WHO: 1 billion suffer from hidden tropical disease

WHO: 1 billion suffer from hidden tropical disease







GENEVA — The World Health Organization estimated Thursday that 1 billion of the world's poorest people suffer from neglected tropical diseases such as dengue, rabies and leprosy that remain concentrated in remote rural areas and urban slums despite being mostly eradicated from large areas of the world.
WHO said it can substantially reduce those numbers with the help of drug donations from the pharmeceutical industry, which announced fresh pledges.

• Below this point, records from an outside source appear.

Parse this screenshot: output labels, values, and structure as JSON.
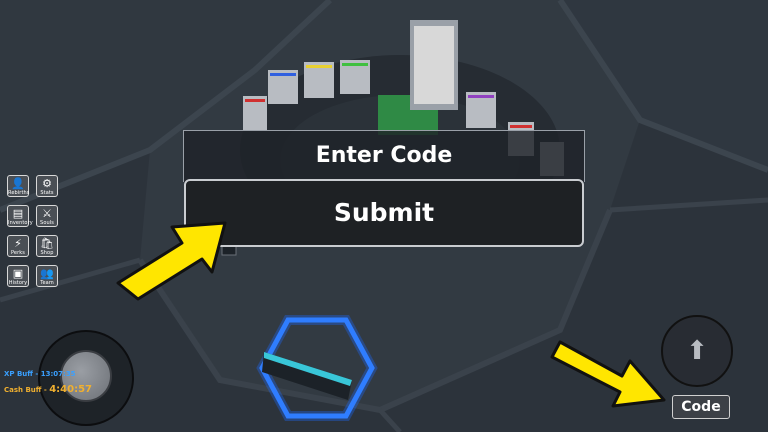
{
  "side_menu": [
    {
      "label": "Rebirths",
      "icon": "person-icon",
      "glyph": "👤"
    },
    {
      "label": "Stats",
      "icon": "gear-icon",
      "glyph": "⚙"
    },
    {
      "label": "Inventory",
      "icon": "backpack-icon",
      "glyph": "▤"
    },
    {
      "label": "Souls",
      "icon": "sword-icon",
      "glyph": "⚔"
    },
    {
      "label": "Perks",
      "icon": "lightning-icon",
      "glyph": "⚡"
    },
    {
      "label": "Shop",
      "icon": "shopping-bag-icon",
      "glyph": "🛍"
    },
    {
      "label": "History",
      "icon": "clipboard-icon",
      "glyph": "▣"
    },
    {
      "label": "Team",
      "icon": "group-icon",
      "glyph": "👥"
    }
  ],
  "code_dialog": {
    "title": "Enter Code",
    "submit_label": "Submit"
  },
  "buffs": [
    {
      "label": "XP Buff -",
      "time": "13:07:35",
      "color": "#3aa0ff"
    },
    {
      "label": "Cash Buff -",
      "time": "4:40:57",
      "color": "#f0b030"
    }
  ],
  "jump_button": {
    "icon": "up-arrow-icon",
    "glyph": "⬆"
  },
  "code_button": {
    "label": "Code"
  },
  "colors": {
    "arrow": "#ffe600",
    "hexagon": "#1e6bff",
    "pad": "#2f8a45"
  }
}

WHO identified 17 diseases and disease groups present in 149 countries one-third of the 2.7 billion people living on less than $2 a day. Thirty countries have six or more of the diseases. In all, more than one-third of the 2.7 billion people living on less than $2 a day are affected.

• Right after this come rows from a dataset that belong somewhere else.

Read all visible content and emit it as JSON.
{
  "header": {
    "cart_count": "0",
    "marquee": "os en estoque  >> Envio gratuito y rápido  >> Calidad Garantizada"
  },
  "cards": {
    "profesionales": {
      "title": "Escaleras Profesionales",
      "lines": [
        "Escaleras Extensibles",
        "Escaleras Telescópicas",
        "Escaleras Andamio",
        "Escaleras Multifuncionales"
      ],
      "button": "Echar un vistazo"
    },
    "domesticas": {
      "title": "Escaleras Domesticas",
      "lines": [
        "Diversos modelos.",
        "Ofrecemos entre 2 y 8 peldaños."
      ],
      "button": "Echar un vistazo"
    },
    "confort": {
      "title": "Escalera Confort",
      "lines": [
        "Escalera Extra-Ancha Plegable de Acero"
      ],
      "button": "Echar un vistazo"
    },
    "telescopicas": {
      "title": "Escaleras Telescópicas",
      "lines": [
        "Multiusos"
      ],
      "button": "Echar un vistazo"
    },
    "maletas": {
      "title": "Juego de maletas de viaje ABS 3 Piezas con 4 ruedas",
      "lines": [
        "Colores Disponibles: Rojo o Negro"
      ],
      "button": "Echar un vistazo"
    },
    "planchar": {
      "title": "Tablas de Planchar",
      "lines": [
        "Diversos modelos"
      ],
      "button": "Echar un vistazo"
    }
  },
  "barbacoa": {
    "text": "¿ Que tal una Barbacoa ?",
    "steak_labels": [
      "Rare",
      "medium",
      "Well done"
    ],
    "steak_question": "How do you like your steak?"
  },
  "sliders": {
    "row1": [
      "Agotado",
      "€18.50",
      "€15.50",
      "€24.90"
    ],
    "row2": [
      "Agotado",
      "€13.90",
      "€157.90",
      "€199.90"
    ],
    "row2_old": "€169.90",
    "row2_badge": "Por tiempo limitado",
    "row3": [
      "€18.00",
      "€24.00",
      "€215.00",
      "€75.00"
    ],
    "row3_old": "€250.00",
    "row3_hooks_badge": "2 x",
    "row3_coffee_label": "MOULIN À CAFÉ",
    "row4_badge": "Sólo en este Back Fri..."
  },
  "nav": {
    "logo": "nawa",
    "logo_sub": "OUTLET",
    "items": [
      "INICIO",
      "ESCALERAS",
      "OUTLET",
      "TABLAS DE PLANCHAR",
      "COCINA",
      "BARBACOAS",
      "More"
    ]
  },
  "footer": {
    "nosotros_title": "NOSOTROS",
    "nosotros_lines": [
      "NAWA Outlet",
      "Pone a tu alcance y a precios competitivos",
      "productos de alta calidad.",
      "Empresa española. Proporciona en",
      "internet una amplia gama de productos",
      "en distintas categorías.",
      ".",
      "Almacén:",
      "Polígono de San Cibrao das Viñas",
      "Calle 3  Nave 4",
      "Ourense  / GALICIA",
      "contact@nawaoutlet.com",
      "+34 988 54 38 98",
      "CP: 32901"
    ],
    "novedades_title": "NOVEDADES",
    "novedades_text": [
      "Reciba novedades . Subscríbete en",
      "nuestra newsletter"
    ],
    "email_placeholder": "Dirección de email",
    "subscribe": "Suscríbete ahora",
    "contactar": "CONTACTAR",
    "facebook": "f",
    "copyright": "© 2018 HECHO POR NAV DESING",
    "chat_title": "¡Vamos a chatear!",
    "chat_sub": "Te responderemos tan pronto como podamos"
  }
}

"They cause massive but hidden and silent suffering, and frequently kill, but not in the numbers comparable to the deaths caused by HIV/AIDs, tuberculosis or malaria," said WHO director general Margaret Chan.
Still, Chan said that the diseases take a serious toll that serves to "anchor large populations in poverty."

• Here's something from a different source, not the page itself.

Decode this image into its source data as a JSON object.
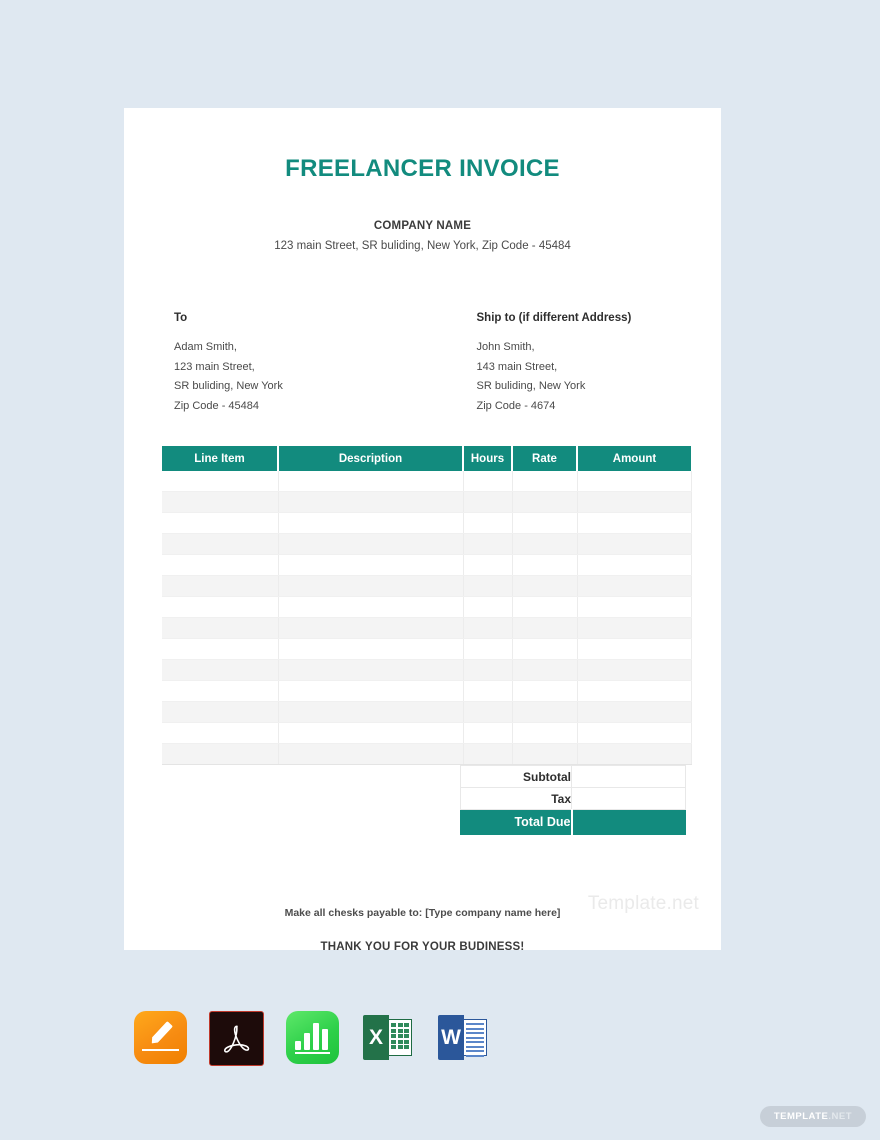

Two of the diseases, onchocerciasis, known as river blindness, and trachoma, a bacterial eye infection, cause blindness. Leprosy and lymphatic filariasis, or elephantiasis, leave victims deformed, hamper productivity and normal social interaction, Chan said. Sleeping sickness, or human African trypanosomiasis, debilitates before it kills. Left untreated, rabies is fatal.
Novartis has renewed a commitment to donate drugs to treat leprosy, while GlaxoSmithKline said it would expand donations of a drug to treat worm infections and Sanofi-Aventis will continue its support to help eliminate sleeping sickness and other illness.
Also active in the fight are Bayer, Eisai and Johnson&Johnson, WHO said.
The stigma was especially hard on girls and women. "Many neglected tropical diseases cause disfigurement and disability, leading to stigma and social discrimination," diminishing marriage prospects and raising the likelihood of abandonment for women and girls, the report said.
Diseases like dengue don't garner the same sort of international response because the victims lack a political voice, and the diseases don't tend to spread to distant countries and only rarely affect travelers, the report said.
Among the strategies to control the neglected tropical diseases are expanding preventative chemotherapy, which means treating whole populations where such diseases are identified with drugs that may knock out several of the diseases at once.
The report also recommends doing a better job of identifying the diseases, improving sanitation and controlling insects and animals, which can spread the diseases into human populations.
Chan said the campaign is aimed at making a "deliberate effort" to eradicate the diseases as a means to alleviate poverty, rather than waiting for them to "gradually disappear as countries develop."